In accordance with the recommendations of Canada’s public health authorities, the big banks are committed to “taking new coordinated measures to support social distancing to control the spread of COVID-19.” Banks will be limiting operating hours and closing branches that don’t offer critical services. Special care will be given to branches in rural communities where options are limited, and while not all details have yet been outlined, dramatic moves are being made to limit in-person banking options while also establishing a “reserve” of healthy employees to take care of essential services.
The Bank of Montreal is temporarily closing about 15% of its branches in Canada, while CIBC will do the same for over 20% of its network. The Canadian Bankers Association has stated that the banks will also be working together to limit hours.
What it all means
The ability to delay mortgage payments for up to six months is one of many important economic announcements Canadians are hearing about.
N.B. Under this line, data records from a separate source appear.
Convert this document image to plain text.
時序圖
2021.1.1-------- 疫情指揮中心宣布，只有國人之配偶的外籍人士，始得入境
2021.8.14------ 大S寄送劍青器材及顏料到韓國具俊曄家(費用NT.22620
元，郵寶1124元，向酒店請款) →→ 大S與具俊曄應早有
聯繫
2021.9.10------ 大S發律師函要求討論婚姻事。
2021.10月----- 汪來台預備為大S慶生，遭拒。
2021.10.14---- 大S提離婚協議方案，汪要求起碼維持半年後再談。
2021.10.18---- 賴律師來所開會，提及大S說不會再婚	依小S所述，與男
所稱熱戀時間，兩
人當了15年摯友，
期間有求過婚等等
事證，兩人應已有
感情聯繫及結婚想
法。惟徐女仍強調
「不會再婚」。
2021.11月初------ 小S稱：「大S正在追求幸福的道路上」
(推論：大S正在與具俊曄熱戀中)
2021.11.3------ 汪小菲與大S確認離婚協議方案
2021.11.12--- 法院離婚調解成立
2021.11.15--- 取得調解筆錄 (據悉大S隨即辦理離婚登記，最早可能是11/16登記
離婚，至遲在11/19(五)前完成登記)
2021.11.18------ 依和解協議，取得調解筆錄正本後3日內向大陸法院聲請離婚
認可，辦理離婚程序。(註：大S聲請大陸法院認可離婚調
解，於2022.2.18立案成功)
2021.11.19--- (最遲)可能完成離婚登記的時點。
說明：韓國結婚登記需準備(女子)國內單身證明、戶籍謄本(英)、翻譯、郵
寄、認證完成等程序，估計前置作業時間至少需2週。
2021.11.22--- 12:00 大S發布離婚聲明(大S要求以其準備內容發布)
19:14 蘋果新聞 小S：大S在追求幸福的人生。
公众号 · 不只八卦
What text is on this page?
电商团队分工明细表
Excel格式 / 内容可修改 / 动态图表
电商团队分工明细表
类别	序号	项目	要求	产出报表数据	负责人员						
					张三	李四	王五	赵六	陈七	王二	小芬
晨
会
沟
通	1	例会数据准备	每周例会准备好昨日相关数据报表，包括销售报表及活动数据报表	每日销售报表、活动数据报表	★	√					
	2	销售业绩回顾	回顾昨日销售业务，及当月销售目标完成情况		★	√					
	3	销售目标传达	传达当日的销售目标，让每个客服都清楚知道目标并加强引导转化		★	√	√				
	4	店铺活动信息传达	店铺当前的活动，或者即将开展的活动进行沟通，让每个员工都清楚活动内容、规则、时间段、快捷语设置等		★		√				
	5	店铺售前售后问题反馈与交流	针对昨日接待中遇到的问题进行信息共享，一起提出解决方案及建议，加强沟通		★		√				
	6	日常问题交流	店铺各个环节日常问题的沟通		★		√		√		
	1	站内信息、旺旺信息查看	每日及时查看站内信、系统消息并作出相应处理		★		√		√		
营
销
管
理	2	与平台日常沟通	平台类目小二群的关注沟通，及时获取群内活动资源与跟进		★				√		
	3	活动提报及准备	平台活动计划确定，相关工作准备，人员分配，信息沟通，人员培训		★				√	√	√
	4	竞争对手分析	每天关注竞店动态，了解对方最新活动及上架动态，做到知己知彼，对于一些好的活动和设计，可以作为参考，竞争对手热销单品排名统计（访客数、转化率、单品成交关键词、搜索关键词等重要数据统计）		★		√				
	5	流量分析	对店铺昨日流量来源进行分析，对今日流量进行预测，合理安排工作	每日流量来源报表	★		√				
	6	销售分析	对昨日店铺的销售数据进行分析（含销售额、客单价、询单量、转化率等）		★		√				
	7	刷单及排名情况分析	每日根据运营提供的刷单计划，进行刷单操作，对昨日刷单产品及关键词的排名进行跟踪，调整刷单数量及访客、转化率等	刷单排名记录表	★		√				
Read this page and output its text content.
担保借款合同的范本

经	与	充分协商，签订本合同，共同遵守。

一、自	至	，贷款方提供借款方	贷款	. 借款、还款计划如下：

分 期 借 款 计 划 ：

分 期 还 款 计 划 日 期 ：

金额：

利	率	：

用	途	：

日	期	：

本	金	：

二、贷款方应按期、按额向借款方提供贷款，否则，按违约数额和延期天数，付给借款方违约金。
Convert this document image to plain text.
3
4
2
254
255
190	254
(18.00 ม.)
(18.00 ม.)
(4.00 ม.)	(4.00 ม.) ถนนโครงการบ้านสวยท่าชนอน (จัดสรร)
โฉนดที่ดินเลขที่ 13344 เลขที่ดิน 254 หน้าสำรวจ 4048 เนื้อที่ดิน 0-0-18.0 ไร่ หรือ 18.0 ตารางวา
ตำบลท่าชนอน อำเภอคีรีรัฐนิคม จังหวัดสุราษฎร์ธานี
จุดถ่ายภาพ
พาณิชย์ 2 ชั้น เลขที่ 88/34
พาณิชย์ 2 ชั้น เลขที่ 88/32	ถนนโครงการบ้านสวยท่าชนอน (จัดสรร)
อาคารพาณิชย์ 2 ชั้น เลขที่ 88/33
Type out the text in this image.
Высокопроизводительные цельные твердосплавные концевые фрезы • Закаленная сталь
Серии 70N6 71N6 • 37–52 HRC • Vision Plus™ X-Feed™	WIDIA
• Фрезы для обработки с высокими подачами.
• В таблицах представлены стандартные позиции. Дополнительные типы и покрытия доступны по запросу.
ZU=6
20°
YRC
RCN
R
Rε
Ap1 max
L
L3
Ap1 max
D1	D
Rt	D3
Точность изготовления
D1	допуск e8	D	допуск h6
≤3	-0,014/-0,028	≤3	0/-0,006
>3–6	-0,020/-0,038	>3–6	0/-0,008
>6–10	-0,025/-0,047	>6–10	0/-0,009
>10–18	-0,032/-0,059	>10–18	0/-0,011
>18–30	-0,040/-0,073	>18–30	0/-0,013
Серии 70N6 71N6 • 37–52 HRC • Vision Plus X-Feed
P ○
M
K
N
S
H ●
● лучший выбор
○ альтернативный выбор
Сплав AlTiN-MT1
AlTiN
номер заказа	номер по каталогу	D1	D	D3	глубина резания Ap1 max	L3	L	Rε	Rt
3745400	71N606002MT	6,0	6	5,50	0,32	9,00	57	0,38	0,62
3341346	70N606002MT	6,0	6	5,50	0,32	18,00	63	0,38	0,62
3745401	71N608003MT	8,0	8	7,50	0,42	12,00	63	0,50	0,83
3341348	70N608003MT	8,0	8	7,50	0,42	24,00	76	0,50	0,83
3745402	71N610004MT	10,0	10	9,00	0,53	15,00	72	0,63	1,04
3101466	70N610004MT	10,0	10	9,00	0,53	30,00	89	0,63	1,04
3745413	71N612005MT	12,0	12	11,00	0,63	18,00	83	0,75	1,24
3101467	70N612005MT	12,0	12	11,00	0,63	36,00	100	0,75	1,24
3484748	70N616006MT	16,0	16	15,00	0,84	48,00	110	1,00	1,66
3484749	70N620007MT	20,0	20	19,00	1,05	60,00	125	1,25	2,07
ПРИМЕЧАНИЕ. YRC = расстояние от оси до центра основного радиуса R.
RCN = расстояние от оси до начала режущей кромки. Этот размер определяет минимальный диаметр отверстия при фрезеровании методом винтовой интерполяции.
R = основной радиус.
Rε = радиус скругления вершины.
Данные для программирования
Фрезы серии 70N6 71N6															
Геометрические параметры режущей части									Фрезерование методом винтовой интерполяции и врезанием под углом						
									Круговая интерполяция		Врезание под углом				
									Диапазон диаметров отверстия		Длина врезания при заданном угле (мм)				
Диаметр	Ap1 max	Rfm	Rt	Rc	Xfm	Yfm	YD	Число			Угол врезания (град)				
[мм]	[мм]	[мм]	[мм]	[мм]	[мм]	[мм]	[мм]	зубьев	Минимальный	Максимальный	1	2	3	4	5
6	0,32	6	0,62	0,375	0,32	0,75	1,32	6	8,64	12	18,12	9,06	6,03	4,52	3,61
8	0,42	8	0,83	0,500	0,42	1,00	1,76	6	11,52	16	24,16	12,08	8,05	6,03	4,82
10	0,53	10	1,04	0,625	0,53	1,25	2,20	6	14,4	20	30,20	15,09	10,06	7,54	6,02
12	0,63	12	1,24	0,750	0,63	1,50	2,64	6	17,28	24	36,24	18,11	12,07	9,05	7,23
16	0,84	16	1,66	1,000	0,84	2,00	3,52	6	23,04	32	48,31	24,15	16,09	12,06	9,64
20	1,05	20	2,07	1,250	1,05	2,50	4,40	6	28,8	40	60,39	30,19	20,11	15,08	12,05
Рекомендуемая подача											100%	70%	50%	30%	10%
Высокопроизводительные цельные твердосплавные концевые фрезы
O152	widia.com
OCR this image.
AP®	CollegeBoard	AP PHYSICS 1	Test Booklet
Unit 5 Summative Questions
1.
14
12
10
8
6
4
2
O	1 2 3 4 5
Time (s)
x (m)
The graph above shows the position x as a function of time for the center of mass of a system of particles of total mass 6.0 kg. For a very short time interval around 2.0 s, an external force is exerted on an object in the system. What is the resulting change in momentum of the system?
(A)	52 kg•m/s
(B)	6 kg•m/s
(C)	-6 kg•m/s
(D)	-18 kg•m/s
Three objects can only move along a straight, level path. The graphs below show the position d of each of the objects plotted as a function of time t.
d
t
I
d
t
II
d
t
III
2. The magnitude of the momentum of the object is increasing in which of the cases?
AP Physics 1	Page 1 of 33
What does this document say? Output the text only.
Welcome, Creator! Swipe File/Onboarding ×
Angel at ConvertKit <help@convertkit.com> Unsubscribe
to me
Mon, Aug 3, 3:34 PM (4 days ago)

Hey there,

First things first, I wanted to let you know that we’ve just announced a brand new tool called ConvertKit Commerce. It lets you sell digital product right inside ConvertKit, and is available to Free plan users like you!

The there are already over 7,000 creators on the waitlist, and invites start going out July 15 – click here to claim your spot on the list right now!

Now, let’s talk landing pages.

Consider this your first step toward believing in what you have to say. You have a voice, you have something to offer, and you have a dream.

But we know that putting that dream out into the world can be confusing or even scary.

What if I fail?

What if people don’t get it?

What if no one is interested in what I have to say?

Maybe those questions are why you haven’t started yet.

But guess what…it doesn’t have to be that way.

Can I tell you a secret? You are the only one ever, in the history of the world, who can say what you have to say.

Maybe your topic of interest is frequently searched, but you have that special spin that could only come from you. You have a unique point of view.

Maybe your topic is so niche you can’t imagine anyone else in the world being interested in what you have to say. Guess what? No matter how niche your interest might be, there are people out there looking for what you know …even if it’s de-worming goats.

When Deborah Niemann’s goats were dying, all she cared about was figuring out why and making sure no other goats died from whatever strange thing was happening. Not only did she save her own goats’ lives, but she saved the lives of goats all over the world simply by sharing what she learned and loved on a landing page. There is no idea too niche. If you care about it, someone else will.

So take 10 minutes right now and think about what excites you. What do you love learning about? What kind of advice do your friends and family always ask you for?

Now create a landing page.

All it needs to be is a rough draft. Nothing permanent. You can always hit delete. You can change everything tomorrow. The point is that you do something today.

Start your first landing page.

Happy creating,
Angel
But COVID-19 was listed as the main reason for an emergency rate cut from the Bank of Canada on March 4 over concerns about a possible recession and low oil prices.
However, the current situation isn’t all doom-and-gloom, even if it feels that way. There is plenty of
opportunity available. Sellers should see more potential buyers enter Canada’s housing market due to low interest rates. Homeowners can consider switching (if possible) into a lower fixed rate or delaying mortgage payments should they run into economic challenges. And, despite a delay, changes to the mortgage stress test are coming which should allow first-time buyers to enter the market more easily.
Despite the current economic challenges, Canadians — including some of our largest institutions — are coming together as we always do in a crisis.